By Anya Tsukanova (AFP)
KIEV — Ukrainian President Viktor Yanukovych on Friday issued a rare rebuke to the Kremlin by describing as unfriendly a Russian plan to build an ambitious new gas pipeline that would bypass Ukraine’s territory.
Yanukovych has worked hard to improve relations between Moscow and Kiev since defeating the leaders of the pro-Western Orange Revolution in presidential elections this year.
But in an interview with Agence France-Presse and two other foreign news agencies in Kiev, he said building the South Stream pipeline would only have made sense when the former anti-Kremlin leadership was in power.
“It’s being shown to us that our partners can get by without Ukraine. This is unpartner-like and I have already expressed this to our partners in Russia and the European Union,” he said.
“Do not exclude Ukraine as a partner,” he added.
“There was reason to behave like that when Ukraine frightened Europe and Russia. But these times have passed.”
Under the former presidency of Viktor Yushchenko, relations between Russia and Ukraine plunged to a post-Soviet low and a row over gas prices led to Europe being cut off from Russian gas for two weeks in winter 2009.
A quarter of the gas consumed in the European Union comes from Russia, 80 percent of which passes through Ukraine.
The South Stream pipeline plans to carry Russian gas under the Black Sea and into the Balkans to create a new energy route to Europe that will by-pass Ukrainian territory.
Yanukovych said that instead of the complex South Stream project, Russia and the European Union would be better off developing Ukraine’s existing pipeline infrastructure.
“We are saying let’s join together and let’s not not re-invent the wheel and go right to the bed of the Black Sea, where there may be many unpredictable aspects. Let’s build across Ukrainian territory.
“It will be many times cheaper and quicker.”

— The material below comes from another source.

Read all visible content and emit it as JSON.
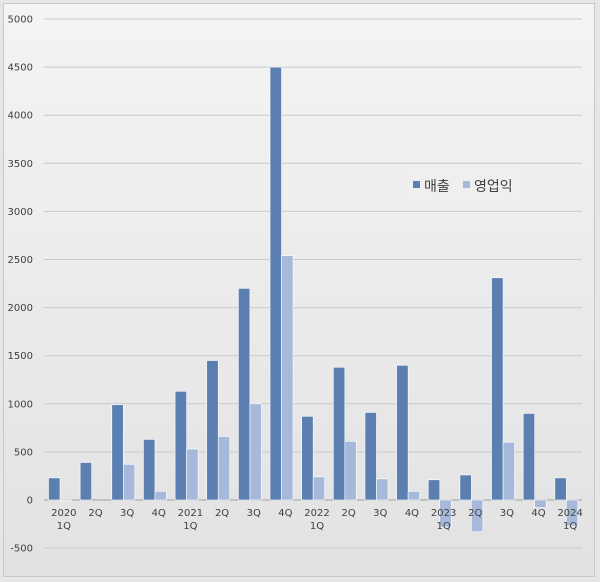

The South Stream pipeline is being backed by Russian giant Gazprom along with Italian energy company ENI and French group EDF. Gazprom has said it expects the first part to come online by December 30, 2015.
The EU executive meanwhile is backing the competing Nabucco pipeline which aims to reduce European dependency on Russian energy by transporting gas from Central Asia and the Caucasus direct to Europe.
Yanukovych’s first weeks in power saw a rapprochement with Russia of breathtaking speed, with a deal agreed to prolong Moscow’s lease on the base for its Black Sea Fleet that outraged Ukrainian nationalists.
But Ukraine appears to have imposed some limits on the improvement in ties, most notably by showing little enthusiasm for a Russian plan to merge Gazprom and Ukrainian state gas company Naftogaz.
“We cannot go along a path of absorption of the Ukrainian economy,” said Yanukovych.
The president reaffirmed that his administration aimed to take Ukraine towards EU membership and said it would be “realistic” for two sides to sign an agreement on a visa-free regime from 2012. EU citizens can already travel to Ukraine without visas.
But in a sign of some impatience with Brussels, he said the partnership with the European Union must be one of equals.
“We must not be put into a humiliating position, asking for something with an outstretched hand,” he said.
The president has made neutrality a cornerstone of his foreign policy, scrapping the previous administration’s drive for NATO membership and seeking to repeat the canny balancing of East and West of ex-president Leonid Kuchma.
“I think that a balancing of relations between the European Union, Russia and the United States is comfortable for Ukraine,” he said.